Angela has been putting out imaginary fires with her invisible friends. Yesterday she started patting my leg. I asked her why and she said, "putting out the fire." Here dad has told me where that came from, and I wish I'd never heard the explanation.
Tonight we went to a carnival, and as I put Angela on those giant swings I had to turn and look away. I wanted to throw up. I don't know how to describe what I was feeling. All I could think of was what if this ride collapsed? I'm too far away! Because of Angela's communication issues I can only guess what she saw/heard/felt at the time of the crash. If I pay close attention to her play I can put some of the pieces together. I hope and pray she didn't see the same things her dad did, but in reality I know there's no way she didn't. But tonight, on the way home from the carnival, she told me countless times to "Slow down mom. Take it easy." We were on area of freeway that's known to be a speed/dui tagging place, and there were alot of squads with cars pulled over.

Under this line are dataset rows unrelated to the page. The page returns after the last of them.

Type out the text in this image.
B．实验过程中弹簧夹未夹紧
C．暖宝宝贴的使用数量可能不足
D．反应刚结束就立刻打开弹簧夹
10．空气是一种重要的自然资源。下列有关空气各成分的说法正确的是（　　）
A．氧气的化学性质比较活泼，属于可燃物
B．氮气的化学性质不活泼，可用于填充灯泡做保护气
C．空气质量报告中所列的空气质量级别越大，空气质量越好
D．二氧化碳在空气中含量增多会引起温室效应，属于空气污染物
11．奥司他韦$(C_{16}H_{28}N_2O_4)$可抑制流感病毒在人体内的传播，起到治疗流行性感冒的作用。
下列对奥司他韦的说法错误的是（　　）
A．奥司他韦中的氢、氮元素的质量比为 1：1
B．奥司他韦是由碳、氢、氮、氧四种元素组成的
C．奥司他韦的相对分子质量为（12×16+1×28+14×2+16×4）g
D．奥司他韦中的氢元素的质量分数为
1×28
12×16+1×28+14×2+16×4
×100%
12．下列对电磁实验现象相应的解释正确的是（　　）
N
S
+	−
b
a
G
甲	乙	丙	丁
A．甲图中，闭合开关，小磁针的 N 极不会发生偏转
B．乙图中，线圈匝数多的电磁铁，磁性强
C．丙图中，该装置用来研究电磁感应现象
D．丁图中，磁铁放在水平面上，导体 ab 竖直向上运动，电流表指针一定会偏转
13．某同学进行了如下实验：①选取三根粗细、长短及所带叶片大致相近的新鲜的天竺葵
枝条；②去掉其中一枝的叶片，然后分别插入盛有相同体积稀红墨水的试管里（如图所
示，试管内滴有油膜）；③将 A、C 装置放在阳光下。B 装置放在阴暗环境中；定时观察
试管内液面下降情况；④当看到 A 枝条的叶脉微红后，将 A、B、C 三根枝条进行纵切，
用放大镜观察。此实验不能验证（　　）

With every one that she saw, she said, "Nope. No fire. Nope." She had also just graduated to sitting in the front seat if she chooses. She now chooses not to. "Safe in the back" she says.
I've talked Angela's dad more in the last few days than I have since we divorced 6 years ago. There is no doubt he has PTSD. Her dad has disappeared now for awhile. He told me he was going to. I have prayed every night that this event will be a turning point in his life to realize he has a PURPOSE here, and that clearly he hasn't yet completed his task or he wouldn't be here. It's up to him to figure out what he needs to be doing with his life.
We lost some things that night. The material things are just that....THINGS. No matter how expensive, how necessary, they can be replaced. Andy's permanent address was his truck, so his home is gone. Angela's things...while some were very necessary, have already been replace for the most part. But we lost more, I don't know what it is. I can feel it but I can't label it. An innocence maybe? And inability to ignore areas in our life that we have been ignoring for too long?
I'm a "glass half full" kind of person, and I truly believe that night, as horrific as it was, was a gift to us onn levels that would be incomprehensible to most. Angela and her dad were given life. They were also given a future. I was given the opportunity to watch Angela continue to grow, and now it's up to me to make sure she develops the way God intended her to. Her job here isn't done. He told me when she was a tiny baby that she was here to teach. She has done that time and again with every single person involved in her life over the years, and she'll continue to do so. I can see that I'm not done learning.
I wanted to send flowers for Tosh's funeral, but couldn't find any information about it anywhere online. Believe me...my family calls me the super sleuth...and I couldn't find a thing. Just tonight I found the notice in the local paper. It's the first time I've been able to put a face to the event. Seeing Tosh's face......it left me with a stunned feeling. Please...tell them if I lived there I would be at that funeral, to give them each a hug and tell them I'm sorry for all they've lost. They will (some of them anyway) carry with them memories of that night that will haunt them. I will pray that God soften the edge of the unpleasant memories, and sharpen those that bring them happiness. I pray that he will soothe their hearts, and wrap himself around them in his comforting embrace.